Una de las claves descubiertas por el historiador Daniel Cosío Villegas y formalizada por el jurista Jorge Carpizo MacGregor fue la configuración del sistema político mexicano con el presidente de la República como el sol y los partidos políticos como parte de los planetas girando a su derredor.
El PRI nació como Partido Nacional Revolucionario en 1929 desde las entrañas de la Presidencia de la República y a iniciativa del jefe del Ejecutivo federal. Desde entonces, el partido en el poder ha sido manejado por el presidente de la República, con la excepción de los dos sexenios panistas en los que el presidente no pudo imponer al candidato del partido.
En el modelo presidencialista, el presidente subordina a su partido, designa a candidatos, les proporciona recursos públicos, les organiza las elecciones y lo somete a la obediencia subordinada.

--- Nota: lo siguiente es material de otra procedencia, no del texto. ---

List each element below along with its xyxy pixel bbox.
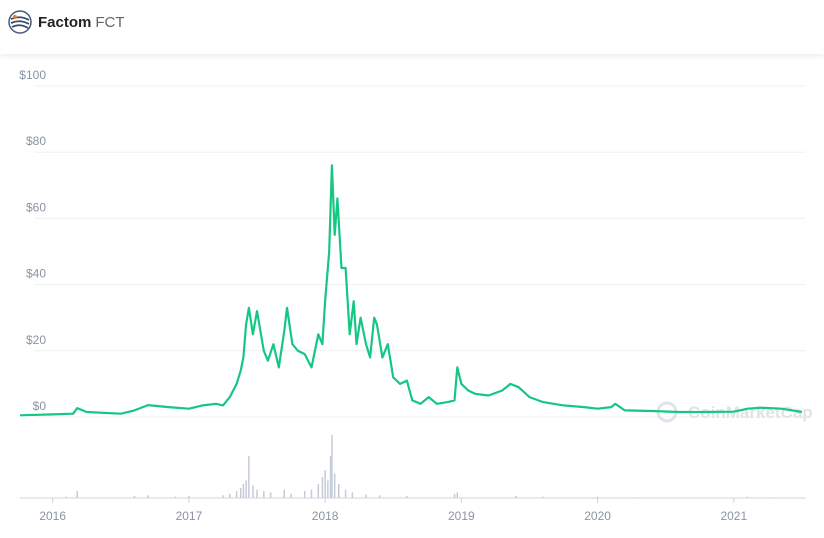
coin-title: Factom — [38, 14, 92, 31]
volume-bar — [174, 496, 177, 498]
x-tick-label: 2021 — [720, 509, 747, 523]
volume-bar — [331, 435, 333, 498]
volume-bar — [327, 480, 329, 498]
price-line — [19, 164, 803, 417]
coin-name: Factom FCT — [38, 14, 125, 31]
header: Factom FCT — [0, 0, 824, 54]
volume-bar — [239, 488, 242, 498]
volume-bar — [283, 489, 286, 498]
logo — [8, 10, 32, 34]
volume-bar — [76, 491, 78, 498]
volume-bar — [290, 493, 292, 498]
y-tick-label: $20 — [26, 333, 46, 347]
y-tick-label: $60 — [26, 200, 46, 214]
x-tick-label: 2019 — [448, 509, 475, 523]
volume-bar — [456, 492, 459, 498]
volume-bar — [222, 495, 224, 498]
volume-bar — [256, 489, 258, 498]
volume-bar — [235, 491, 238, 498]
volume-bar — [229, 493, 231, 498]
volume-bar — [317, 484, 320, 498]
volume-bar — [242, 484, 245, 498]
volume-bar — [248, 456, 250, 498]
volume-bar — [333, 473, 336, 498]
volume-bar — [269, 492, 272, 498]
coin-symbol: FCT — [95, 14, 125, 31]
volume-bar — [188, 495, 190, 498]
volume-bar — [263, 491, 265, 498]
volume-bar — [147, 495, 149, 498]
volume-bar — [65, 496, 68, 498]
volume-bar — [453, 493, 456, 498]
volume-bar — [542, 496, 544, 498]
volume-bar — [406, 495, 408, 498]
volume-bar — [329, 456, 332, 498]
volume-bar — [245, 480, 247, 498]
x-tick-label: 2020 — [584, 509, 611, 523]
x-tick-label: 2017 — [176, 509, 203, 523]
volume-bar — [365, 494, 367, 498]
volume-bar — [303, 491, 306, 498]
volume-bar — [515, 495, 517, 498]
x-tick-label: 2018 — [312, 509, 339, 523]
y-tick-label: $40 — [26, 267, 46, 281]
volume-bar — [351, 492, 354, 498]
volume-bar — [310, 489, 313, 498]
volume-bar — [596, 496, 599, 498]
volume-bar — [378, 495, 381, 498]
y-tick-label: $80 — [26, 134, 46, 148]
y-tick-label: $0 — [33, 399, 47, 413]
y-tick-label: $100 — [19, 68, 46, 82]
volume-bar — [321, 477, 324, 498]
volume-bar — [133, 495, 136, 498]
volume-bar — [324, 470, 326, 498]
x-tick-label: 2016 — [39, 509, 66, 523]
volume-bar — [344, 489, 347, 498]
volume-bar — [252, 485, 254, 498]
volume-bar — [746, 496, 749, 498]
volume-bar — [338, 484, 340, 498]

El modelo parlamentario establece que el jefe del partido mayoritario se convierte en titular del Poder Ejecutivo.
El problema de la estructura presidencialista de poder se localiza en que la designación presidencial de candidatos a gobernadores, alcaldes, diputados locales, diputados federales y senadores en los hechos desaparece la división de poderes y convierte a los titulares de los cargos públicos en piezas controladas por los hilos presidenciales.

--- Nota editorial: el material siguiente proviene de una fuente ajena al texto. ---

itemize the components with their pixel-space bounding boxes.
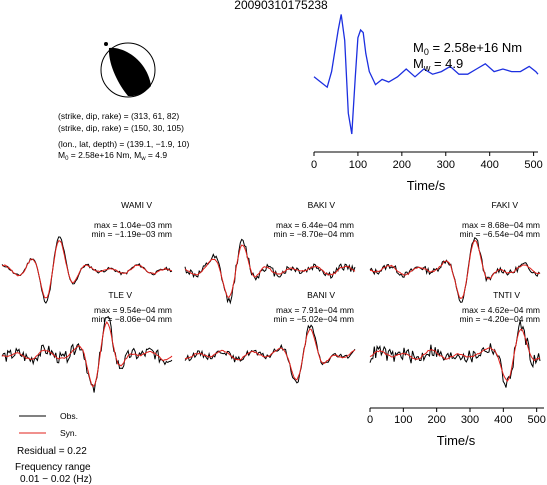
source-parameters: (strike, dip, rake) = (313, 61, 82) (str…	[58, 111, 190, 162]
observed-trace	[184, 324, 356, 384]
observed-trace	[369, 320, 541, 388]
stf-x-axis-label: Time/s	[407, 178, 446, 193]
station-max: max = 8.68e−04 mm	[462, 220, 540, 230]
station-min: min = −8.70e−04 mm	[273, 229, 354, 239]
frequency-range-values: 0.01 − 0.02 (Hz)	[20, 474, 92, 485]
stf-x-tick-label: 100	[349, 159, 367, 171]
stf-x-tick-label: 0	[311, 159, 317, 171]
station-min: min = −5.02e−04 mm	[273, 314, 354, 324]
station-max: max = 6.44e−04 mm	[276, 220, 354, 230]
wave-x-tick-label: 0	[367, 414, 373, 426]
station-max: max = 7.91e−04 mm	[276, 305, 354, 315]
stf-m0-label: M0 = 2.58e+16 Nm	[413, 40, 522, 57]
wave-x-tick-label: 200	[427, 414, 445, 426]
figure-title: 20090310175238	[234, 0, 328, 12]
station-label: BANI V	[307, 290, 335, 300]
beachball-t-axis-marker	[104, 42, 108, 46]
station-min: min = −4.20e−04 mm	[459, 314, 540, 324]
observed-trace	[1, 316, 173, 393]
station-min: min = −6.54e−04 mm	[459, 229, 540, 239]
wave-x-tick-label: 300	[461, 414, 479, 426]
stf-mw-label: Mw = 4.9	[413, 56, 463, 73]
synthetic-trace	[1, 321, 173, 388]
station-min: min = −1.19e−03 mm	[91, 229, 172, 239]
wave-x-tick-label: 500	[527, 414, 545, 426]
wave-x-axis-label: Time/s	[437, 433, 476, 448]
stf-x-ticks: 0 100 200 300 400 500	[311, 152, 543, 171]
legend-syn-label: Syn.	[60, 428, 77, 438]
station-label: FAKI V	[492, 200, 519, 210]
location-depth: (lon., lat, depth) = (139.1, −1.9, 10)	[58, 139, 190, 149]
beachball	[100, 42, 156, 98]
stf-x-tick-label: 500	[524, 159, 542, 171]
synthetic-trace	[184, 244, 356, 299]
residual-label: Residual = 0.22	[17, 446, 87, 457]
legend: Obs. Syn. Residual = 0.22 Frequency rang…	[15, 411, 92, 485]
beachball-compressional-quadrant	[108, 47, 151, 97]
synthetic-trace	[369, 239, 541, 299]
legend-obs-label: Obs.	[60, 411, 78, 421]
synthetic-trace	[1, 240, 173, 299]
station-max: max = 1.04e−03 mm	[94, 220, 172, 230]
stf-x-tick-label: 400	[481, 159, 499, 171]
station-min: min = −8.06e−04 mm	[91, 314, 172, 324]
stf-curve	[313, 14, 539, 135]
wave-x-ticks: 0 100 200 300 400 500	[367, 408, 546, 426]
synthetic-trace	[369, 328, 541, 383]
moment-magnitude-line: M0 = 2.58e+16 Nm, Mw = 4.9	[58, 150, 167, 162]
stf-x-tick-label: 300	[437, 159, 455, 171]
waveform-time-axis: 0 100 200 300 400 500 Time/s	[367, 407, 546, 448]
frequency-range-label: Frequency range	[15, 462, 91, 473]
station-label: TNTI V	[493, 290, 520, 300]
station-label: BAKI V	[308, 200, 336, 210]
station-label: WAMI V	[121, 200, 152, 210]
strike-dip-rake-1: (strike, dip, rake) = (313, 61, 82)	[58, 111, 179, 121]
wave-x-tick-label: 400	[494, 414, 512, 426]
stf-panel: M0 = 2.58e+16 Nm Mw = 4.9 0 100 200 300 400 5…	[311, 14, 543, 193]
station-max: max = 4.62e−04 mm	[462, 305, 540, 315]
station-label: TLE V	[108, 290, 132, 300]
observed-trace	[1, 236, 173, 304]
strike-dip-rake-2: (strike, dip, rake) = (150, 30, 105)	[58, 123, 184, 133]
wave-x-tick-label: 100	[394, 414, 412, 426]
stf-x-tick-label: 200	[393, 159, 411, 171]
station-max: max = 9.54e−04 mm	[94, 305, 172, 315]
synthetic-trace	[184, 328, 356, 381]
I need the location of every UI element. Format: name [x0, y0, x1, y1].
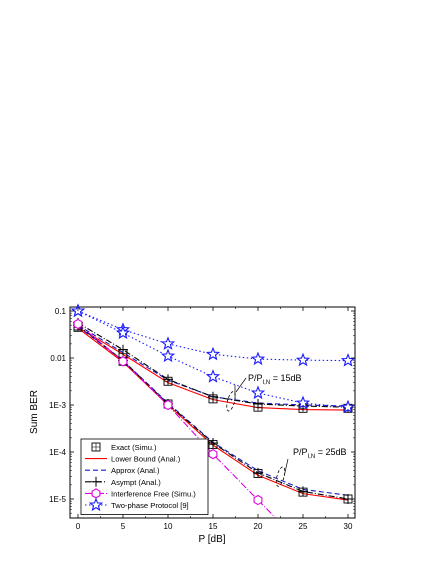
- marker-layer: [70, 303, 356, 506]
- series-point-4-0: [118, 356, 128, 367]
- x-tick-label: 5: [121, 522, 126, 531]
- legend-label: Approx (Anal.): [111, 466, 160, 475]
- series-point-5-0: [205, 346, 221, 361]
- series-point-5-1: [115, 325, 131, 340]
- annotation-suffix: = 15dB: [270, 373, 301, 383]
- series-point-4-0: [253, 494, 263, 506]
- series-point-5-1: [160, 348, 176, 363]
- y-tick-label: 1E-5: [49, 495, 66, 504]
- y-tick-label: 0.01: [50, 354, 66, 363]
- annotation-sub: I,N: [308, 454, 316, 460]
- x-tick-label: 15: [209, 522, 218, 531]
- axes: 0 5 10 15 20 25 30 1E-5 1E-4 1E-3 0.01 0.1: [49, 307, 355, 531]
- annotation-suffix: = 25dB: [315, 447, 346, 457]
- series-point-3-0: [118, 344, 128, 355]
- annotation-leader: [235, 377, 247, 393]
- series-point-4-0: [208, 449, 218, 460]
- y-tick-label: 1E-3: [49, 401, 66, 410]
- annotation-ellipse: [226, 391, 236, 412]
- annotation-main: P/P: [248, 373, 263, 383]
- x-tick-label: 10: [164, 522, 173, 531]
- series-point-5-0: [295, 352, 311, 367]
- legend-label: Two-phase Protocol [9]: [111, 501, 189, 510]
- y-tick-label: 1E-4: [49, 448, 66, 457]
- annotation-sub: I,N: [263, 380, 271, 386]
- annotation-label: P/PI,N = 25dB: [293, 447, 346, 460]
- series-point-3-0: [253, 399, 263, 410]
- legend-box: [80, 438, 209, 515]
- series-point-4-0: [163, 399, 173, 411]
- x-tick-label: 20: [254, 522, 263, 531]
- annotation-ellipse: [275, 466, 286, 487]
- x-tick-label: 30: [344, 522, 353, 531]
- y-tick-label: 0.1: [55, 307, 67, 316]
- legend-swatch-marker-cross: [92, 443, 100, 451]
- series-point-5-1: [250, 385, 266, 400]
- series-point-3-0: [163, 374, 173, 385]
- series-point-5-1: [295, 395, 311, 410]
- series-point-5-0: [250, 351, 266, 366]
- legend: Exact (Simu.) Lower Bound (Anal.) Approx (…: [80, 438, 209, 515]
- legend-swatch-marker: [91, 488, 101, 499]
- annotation-main: P/P: [293, 447, 308, 457]
- y-axis-label: Sum BER: [29, 390, 40, 434]
- series-line-4-0: [77, 323, 277, 518]
- series-point-5-1: [205, 369, 221, 383]
- series-point-3-0: [208, 391, 218, 402]
- legend-label: Asympt (Anal.): [111, 478, 161, 487]
- legend-label: Lower Bound (Anal.): [111, 455, 181, 464]
- series-point-3-1: [298, 486, 308, 497]
- legend-swatch-marker: [91, 476, 101, 487]
- data-curves: [70, 303, 356, 518]
- legend-label: Interference Free (Simu.): [111, 489, 196, 498]
- series-point-4-0: [73, 318, 83, 330]
- x-axis-label: P [dB]: [198, 534, 225, 545]
- legend-label: Exact (Simu.): [111, 443, 157, 452]
- series-point-3-1: [208, 438, 218, 449]
- legend-swatch-marker: [88, 497, 104, 512]
- annotation-label: P/PI,N = 15dB: [248, 373, 301, 386]
- series-point-5-0: [340, 353, 356, 367]
- annotation-leader: [284, 458, 289, 475]
- series-point-5-0: [160, 336, 176, 350]
- x-tick-label: 25: [299, 522, 308, 531]
- x-tick-label: 0: [76, 522, 81, 531]
- series-point-3-1: [253, 467, 263, 478]
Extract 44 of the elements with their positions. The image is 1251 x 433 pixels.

En este contexto, la reforma político-electoral ideal estaría en la eliminación del control presidencial sobre el partido o en la formalización de esa arquitectura política; en el primer caso implicaría la realización de elecciones primarias para cargos de senadores, gobernadores y presidentes, a fin de quitarle el poder de dominación del presidente de la República. Este esquema funciona en el sistema electoral estadounidense.
En el segundo caso se encontraría la instauración en México de un sistema parlamentario que se votarían a los diputados y el líder del partido mayoritario con cargo legislativo sería el titular del Poder Ejecutivo. El modelo parlamentario opera con eficacia en sistemas monárquicos como Inglaterra y España, pero ha dejado de ser funcional en republicas como Francia.
La dependencia de los candidatos respecto del poder presidencial que los impulsa obstaculiza el desarrollo democrático de los sistemas políticos y difumina la división de poderes como contrapesos de sí mismos. Todos los congresos mexicanos de 1917 a la fecha tienen a su partido mayoritario operado a trasmano por el presidente de la República en turno.
La propuesta del barón de Montesquieu de un equilibrio entre los poderes Ejecutivo, Legislativo y Judicial se basaba en la vigilancia entre poderes: el Ejecutivo mandaba y gastaba, el legislativo aprobaba leyes y autorizaba presupuestos y el judicial reglamentada la legalidad democrática de las decisiones de los otros dos poderes.
A pesar de las reformas institucionales, el sistema presidencialista mexicano sigue siendo absolutista porque le otorga al titular del Ejecutivo la facultad de proponer a ministros de la corte y el presidente aprueba candidaturas a legisladores que se convierten en mecanismos antidemocráticos de subordinación de poderes.
En este sentido es que se necesita una reforma político-electoral que construya nuevas formas de funcionamiento de los partidos políticos, evitando interferencias del Ejecutivo federal sobre el partido mayoritario en turno. La fuerza presidencial se basa en la capacidad del presidente de la República para designar a los candidatos al poder legislativo y al Poder Judicial.
Mientras el presidente de la República tenga el control de su partido, el proceso de designación del candidato presidencial estará contaminado por la falta de libertad en la competencia por la candidatura. Las elecciones primarias le quitarían el presidente el poder absolutista de imponerle a su partido al candidato a la Jefatura del Poder Ejecutivo.
El régimen priísta todavía vigente fue construido sobre la base de un presidencialismo absolutista y centralizador.